Diventeranno così significative nel territorio attraverso il loro coinvolgimento, in linea con il proprio carisma, sia nella pastorale della Chiesa particolare sia nel lavoro a favore dei giovani poveri, e in collegamento con altri enti ed agenzie. Cercheranno di promuovere i valori evangelici, con le parole e più ancora con il proprio esempio, e di essere presenti laddove si fissano i criteri educativi e si stabiliscono le linee politiche riguardo alla gioventù.

Non solo: la vocazione di educatori e consacrati e il ministero sacerdotale porterà le comunità a dare impulso ad azioni sistematiche per l’orientamento e la formazione dei collaboratori e delle comunità educative. Per renderli capaci di vivere la propria vita con maturità e gioia, di capire e vivere la spiritualità salesiana e di compiere la missione educativo-pastorale con competenza e professionalità, le comunità mireranno alla loro crescita culturale e professionale, ma anche e soprattutto allo sviluppo della loro vocazione umana, cristiana e salesiana.

Tesseranno rapporti di collaborazione e corresponsabilità nella comune missione, e si impegneranno attivamente nella Chiesa e nella società, particolarmente in ambiti come l’educazione, l’evangelizzazione della cultura e la comunicazione sociale.


Quarto: Come testimoni di una profonda vita spirituale le comunità dovranno impegnarsi soprattutto a rivivere la propria spiritualità salesiana, riconoscendo che la comunità deve la sua esistenza e missione allo Spirito, e quindi non potrà mai re-inventare se stessa o compiere il suo ruolo con frutto senza un’intensa esperienza spirituale.
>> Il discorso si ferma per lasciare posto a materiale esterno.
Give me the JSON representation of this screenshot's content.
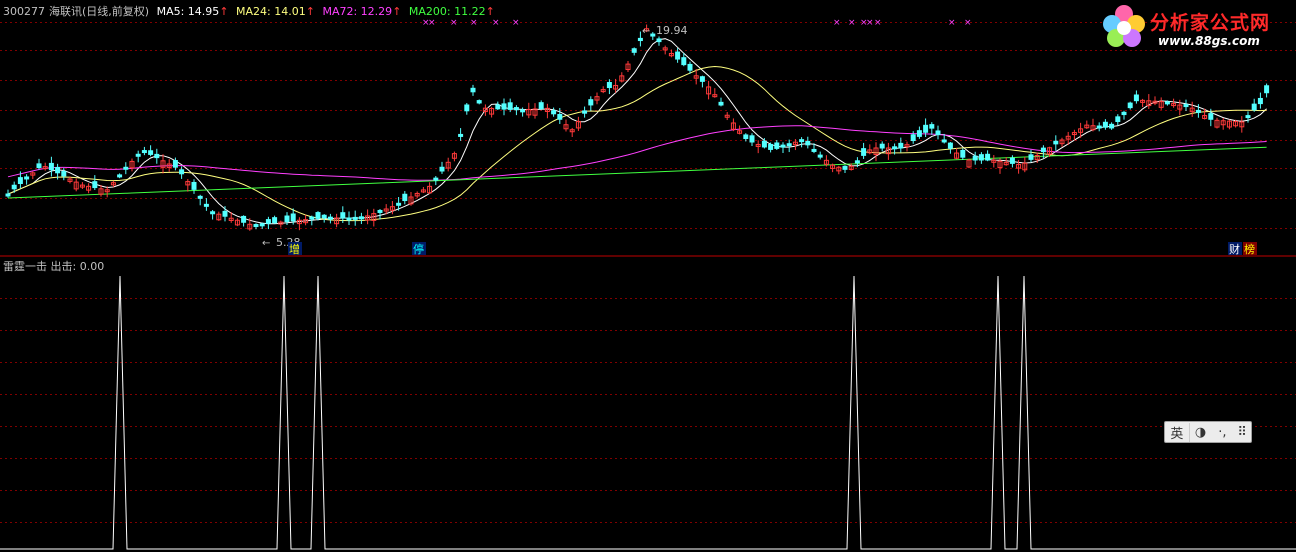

Cercheranno così di “ripartire da Cristo” (NMI 29), nella consapevolezza che “la comunità religiosa è prima di tutto un mistero che va contemplato e accolto con cuore riconoscente in una limpida dimensione di fede” (La vita fraterna in comunità, n. 12).

Alla svolta del nuovo Millennio ci viene richiamata con insistenza l’importanza di essere cristiani autentici e testimoni competenti e credibili. Oggi - si dice - senza passione e mistica nessuno potrà essere cristiano, tanto meno religioso e salesiano. Il Capitolo Generale sappia riaccendere questo fuoco in ogni comunità salesiana.


Conclusione

Affidiamoci all’aiuto di Maria, “modello di preghiera e di carità pastorale, maestra di sapienza e guida della nostra Famiglia” (C 92), e alla guida dello Spirito Santo, con la docilità di Don Bosco, per essere illuminati su ogni passo che faremo e decisione che prenderemo in questo Capitolo. Sappiamo pure che ogni rinnovamento fatto in conformità all’ispirazione dello Spirito e in sintonia con il carisma di don Bosco sarà accompagnato dalla loro forza creativa. È così che possiamo intraprendere il nostro lavoro con la piena fiducia di fare la volontà del Signore.

È questo l’augurio che ci facciamo, certi della presenza del Signore in mezzo a noi.